C’est pour vous, mes enfants, que j’ai rassemblé ces souvenirs qui, plus d’une fois, ont rouvert dans mon cœur de cruelles blessures. Je crois, en effet, comme mon fils l’a pensé, qu’il est bon que dans chaque famille on prenne soin de redire à ceux qui vous suivent les événements auxquels on a pris part, ou même qu’on a vus d’assez près pour en parler avec l’autorité de témoin oculaire.

C’est au moyen de ces souvenirs que les traditions se continuent dans les familles. On aime à conserver dans des galeries les portraits de ses aïeux ; il semble plus naturel encore d’aimer à connaître leurs tristesses et leurs joies, leurs émotions, leurs épreuves, en un mot leur vie ; et pour ceux qui se rapprochent du terme de leur existence, c’est une consolation que de penser qu’ils laisseront après eux comme une vivante image d’eux-mêmes, qui les rendra présents à l’esprit de leurs petits-enfants.

Il ne fallait rien moins que ces considérations, mon cher fils, pour me décider à revenir sur un passé qui me rappelle de bien pénibles émotions, car, après être née au milieu des splendeurs de l’ancienne société française, je me suis trouvée mêlée, pendant les premiers jours de ma jeunesse, aux catastrophes qui en ont marqué la fin.
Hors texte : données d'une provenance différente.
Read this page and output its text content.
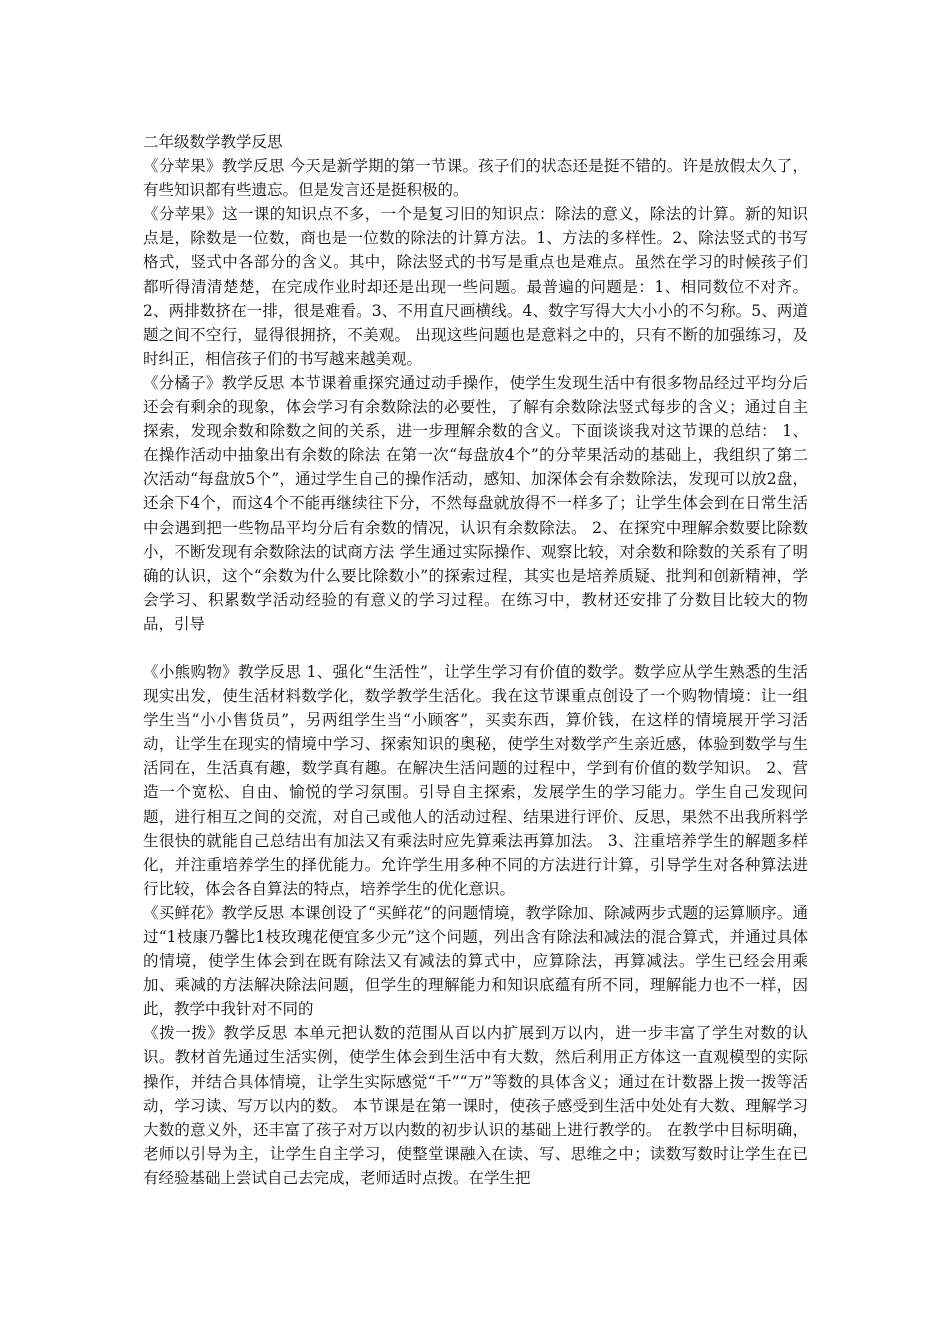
二年级数学教学反思

《分苹果》教学反思 今天是新学期的第一节课。孩子们的状态还是挺不错的。许是放假太久了，有些知识都有些遗忘。但是发言还是挺积极的。

《分苹果》这一课的知识点不多，一个是复习旧的知识点：除法的意义，除法的计算。新的知识点是，除数是一位数，商也是一位数的除法的计算方法。1、方法的多样性。2、除法竖式的书写格式，竖式中各部分的含义。其中，除法竖式的书写是重点也是难点。虽然在学习的时候孩子们都听得清清楚楚，在完成作业时却还是出现一些问题。最普遍的问题是：1、相同数位不对齐。2、两排数挤在一排，很是难看。3、不用直尺画横线。4、数字写得大大小小的不匀称。5、两道题之间不空行，显得很拥挤，不美观。 出现这些问题也是意料之中的，只有不断的加强练习，及时纠正，相信孩子们的书写越来越美观。

《分橘子》教学反思 本节课着重探究通过动手操作，使学生发现生活中有很多物品经过平均分后还会有剩余的现象，体会学习有余数除法的必要性，了解有余数除法竖式每步的含义；通过自主探索，发现余数和除数之间的关系，进一步理解余数的含义。下面谈谈我对这节课的总结： 1、在操作活动中抽象出有余数的除法 在第一次“每盘放4个”的分苹果活动的基础上，我组织了第二次活动“每盘放5个”，通过学生自己的操作活动，感知、加深体会有余数除法，发现可以放2盘，还余下4个，而这4个不能再继续往下分，不然每盘就放得不一样多了；让学生体会到在日常生活中会遇到把一些物品平均分后有余数的情况，认识有余数除法。 2、在探究中理解余数要比除数小，不断发现有余数除法的试商方法 学生通过实际操作、观察比较，对余数和除数的关系有了明确的认识，这个“余数为什么要比除数小”的探索过程，其实也是培养质疑、批判和创新精神，学会学习、积累数学活动经验的有意义的学习过程。在练习中，教材还安排了分数目比较大的物品，引导

《小熊购物》教学反思 1、强化“生活性”，让学生学习有价值的数学。数学应从学生熟悉的生活现实出发，使生活材料数学化，数学教学生活化。我在这节课重点创设了一个购物情境：让一组学生当“小小售货员”，另两组学生当“小顾客”，买卖东西，算价钱，在这样的情境展开学习活动，让学生在现实的情境中学习、探索知识的奥秘，使学生对数学产生亲近感，体验到数学与生活同在，生活真有趣，数学真有趣。在解决生活问题的过程中，学到有价值的数学知识。 2、营造一个宽松、自由、愉悦的学习氛围。引导自主探索，发展学生的学习能力。学生自己发现问题，进行相互之间的交流，对自己或他人的活动过程、结果进行评价、反思，果然不出我所料学生很快的就能自己总结出有加法又有乘法时应先算乘法再算加法。 3、注重培养学生的解题多样化，并注重培养学生的择优能力。允许学生用多种不同的方法进行计算，引导学生对各种算法进行比较，体会各自算法的特点，培养学生的优化意识。

《买鲜花》教学反思 本课创设了“买鲜花”的问题情境，教学除加、除减两步式题的运算顺序。通过“1枝康乃馨比1枝玫瑰花便宜多少元”这个问题，列出含有除法和减法的混合算式，并通过具体的情境，使学生体会到在既有除法又有减法的算式中，应算除法，再算减法。学生已经会用乘加、乘减的方法解决除法问题，但学生的理解能力和知识底蕴有所不同，理解能力也不一样，因此，教学中我针对不同的

《拨一拨》教学反思 本单元把认数的范围从百以内扩展到万以内，进一步丰富了学生对数的认识。教材首先通过生活实例，使学生体会到生活中有大数，然后利用正方体这一直观模型的实际操作，并结合具体情境，让学生实际感觉“千”“万”等数的具体含义；通过在计数器上拨一拨等活动，学习读、写万以内的数。 本节课是在第一课时，使孩子感受到生活中处处有大数、理解学习大数的意义外，还丰富了孩子对万以内数的初步认识的基础上进行教学的。 在教学中目标明确，老师以引导为主，让学生自主学习，使整堂课融入在读、写、思维之中；读数写数时让学生在已有经验基础上尝试自己去完成，老师适时点拨。在学生把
J’étais le cinquième enfant et la quatrième fille de la marquise de Tourzel, qui fut pour moi la meilleure des mères. Tendrement élevée par elle, entourée de sœurs chéries, il ne m’est resté des jours riants de mon heureuse enfance qu’un seul souvenir douloureux, celui de la perte cruelle d’un père pour qui nous avions la plus juste et la plus profonde affection.

Au mois de novembre 1786, mon père, le marquis de Tourzel, chassant avec le Roi Louis XVI à Fontainebleau, fut emporté par son cheval dans la forêt ; il se heurta la tête contre des branches d’arbre qui le blessèrent mortellement. Après huit jours de souffrances, pendant lesquels il endura les traitements les plus douloureux, assisté, soutenu par ma malheureuse mère, il mourut dans la cabane d’un garde où il avait d’abord été transporté ; son état était si grave, que les médecins avaient interdit tout déplacement.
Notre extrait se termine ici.